John made it back from his business trip in time to join the tail-end of my Saturday afternoon photo shoot at Il Fornaio, for the Homemade Pasta Cooking Class. Chef Marco packed the house with his sexy Italian accent, warm smile, engaging conversation, and amazing pasta rolling expertise.
At one point, Marco had pasta draped over the arms of everyone around the entire table!
On Sunday morning, we gave Dooley a much-needed bath in his semi-private garden sanctuary. When those Newfs need a bath, they really need a bath!
And on Sunday evening, we made the short walk over to Spreckels Park to relax and listen to Althea & Company, a great Bonnie Raitt tribute band.
For concert fare, I prepared Baked Pork Loin with Fig-Citrus Stuffing, from Pig: King of the Southern Table. If you're a lover of all things pork, this cookbook is a no-brainer.
The stuffing was incredibly moist and flavorful with the acid-sweet balance of the citrus and figs. The pork loin cooks on rack above some beer, too, for a little hoppy aroma.
On Monday night, John spoiled me rotten with steak and lobster, while he christened his new toy - a brand spankin new grill, with all the bells and whistles! Rather than simply melting butter for the succulent lobster, he whipped up Wolfgang Puck's Spicy Herbed Compound Butter.
Compound butters are mixtures of butter and flavoring ingredients, such as herbs, spices, zests, or aromatic liquids, used to enhance flavor in various dishes. After whipping together the butter and chosen add-ins, the butter is packed into a ramekin, or shaped into a log wrapped in plastic wrap or parchment paper, and chilled until it is firm enough to be sliced. These butters can be melted on top of seafood, meats and vegetables, used as a spread, or used to finish various sauces.
Our lobster received a generous slather of butter during the grilling process, and a dab more once he hit the plate.

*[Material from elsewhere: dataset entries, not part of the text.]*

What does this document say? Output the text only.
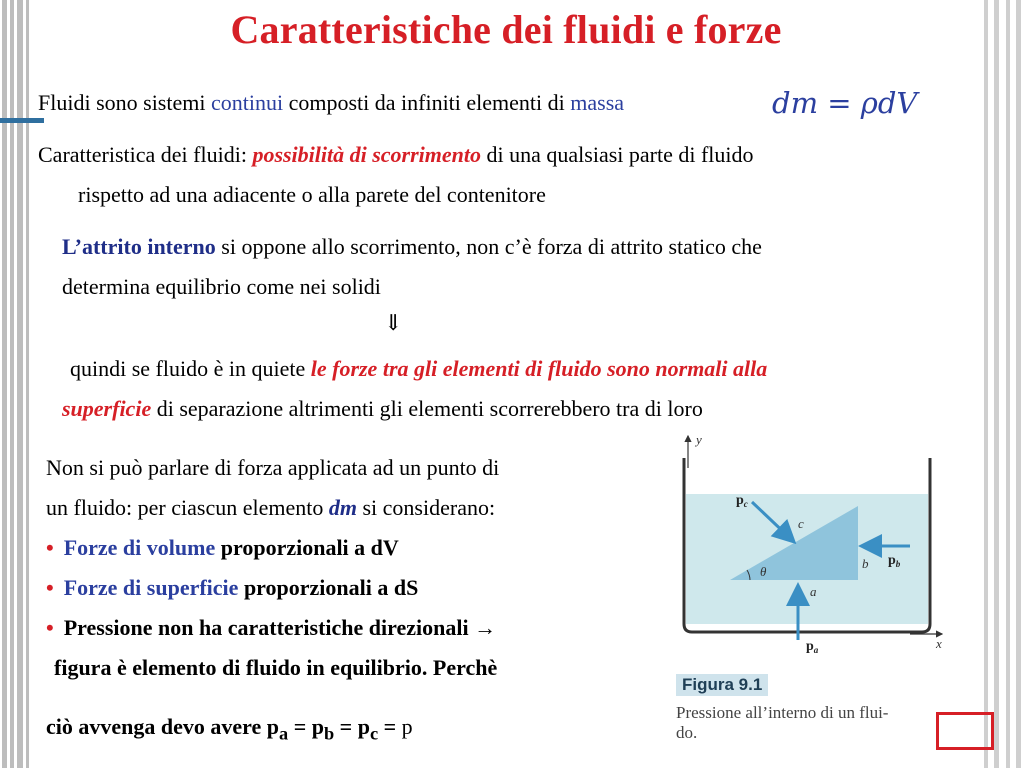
Caratteristiche dei fluidi e forze
Fluidi sono sistemi continui composti da infiniti elementi di massa	dm = ρdV
Caratteristica dei fluidi: possibilità di scorrimento di una qualsiasi parte di fluido
rispetto ad una adiacente o alla parete del contenitore
L’attrito interno si oppone allo scorrimento, non c’è forza di attrito statico che
determina equilibrio come nei solidi
⇓
quindi se fluido è in quiete le forze tra gli elementi di fluido sono normali alla
superficie di separazione altrimenti gli elementi scorrerebbero tra di loro
Non si può parlare di forza applicata ad un punto di
un fluido: per ciascun elemento dm si considerano:
• Forze di volume proporzionali a dV
• Forze di superficie proporzionali a dS
• Pressione non ha caratteristiche direzionali →
figura è elemento di fluido in equilibrio. Perchè
ciò avvenga devo avere $p_a = p_b = p_c = p$
y
x
$p_c$
$p_b$
$p_a$
c
b
a
θ
Figura 9.1
Pressione all’interno di un flui-
do.
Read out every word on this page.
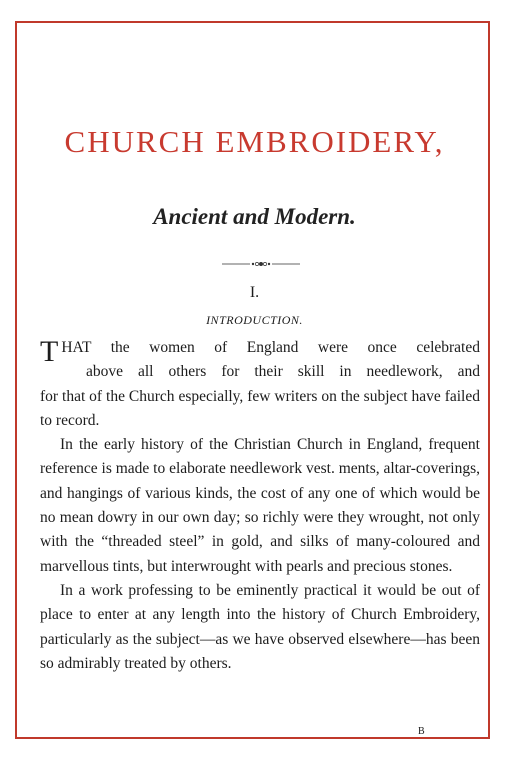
CHURCH EMBROIDERY,
Ancient and Modern.
I.
INTRODUCTION.

T HAT the women of England were once celebrated
above all others for their skill in needlework, and
for that of the Church especially, few writers on the subject have failed to record.

In the early history of the Christian Church in England, frequent reference is made to elaborate needlework vest. ments, altar-coverings, and hangings of various kinds, the cost of any one of which would be no mean dowry in our own day; so richly were they wrought, not only with the “threaded steel” in gold, and silks of many-coloured and marvellous tints, but interwrought with pearls and precious stones.

In a work professing to be eminently practical it would be out of place to enter at any length into the history of Church Embroidery, particularly as the subject—as we have observed elsewhere—has been so admirably treated by others.

B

Grilled Lobsters with Spicy Herbed Compound Butter
Adapted from Wolfgang Puck
1/2 pound unsalted butter, room temperature
4 cloves garlic, coarsely chopped
1/2 red or green jalapeno, seeds and white membranes removed, chopped coarsely
1/4 cup coarsely chopped parsley (we used basil)
Zest and juice of 1/2 lemon
2 tablespoons chopped chives
Salt and freshly ground black pepper
In a food processor, combine the butter, garlic, jalapeno, parsley, lemon zest and juice, and chives. Season with salt and pepper and process until well combined. Transfer enough butter for the lobsters to a small container (you will need about 4-6 tablespoons butter for each lobster you are grilling). Place the remaining butter on a sheet of parchment and roll into a log, twisting the ends to seal. Refrigerate for another use.
To prepare the lobsters, bring a large pot of water to a rapid boil. Place the lobsters in the boiling water and blanch just until the shells turn red, but the meat is not cooked through, about 3 minutes. Remove the lobsters and let cool slightly. Slice the lobsters in half lengthwise. Brush the meat and inside of the lobsters with some of the herbed butter, about 1 tablespoon per lobster half. Place the lobsters on the grill, flesh side down and cook until the meat has grill marks and starts to turn opaque and firm up, about 5 minutes.
Turn the lobsters over and grill an additional 3 to 4 minutes, brushing with more butter, if desired. Remove the lobsters to a large platter. If desired, serve with some of the reserved herbed butter.
As we sat outside in the courtyard, soaking up the last warming rays of the sun, sipping wine, and savoring every bite of this very special dinner, my life eased into the place it needs to be...with John by my side and Dooley snoozing comfortably at our feet.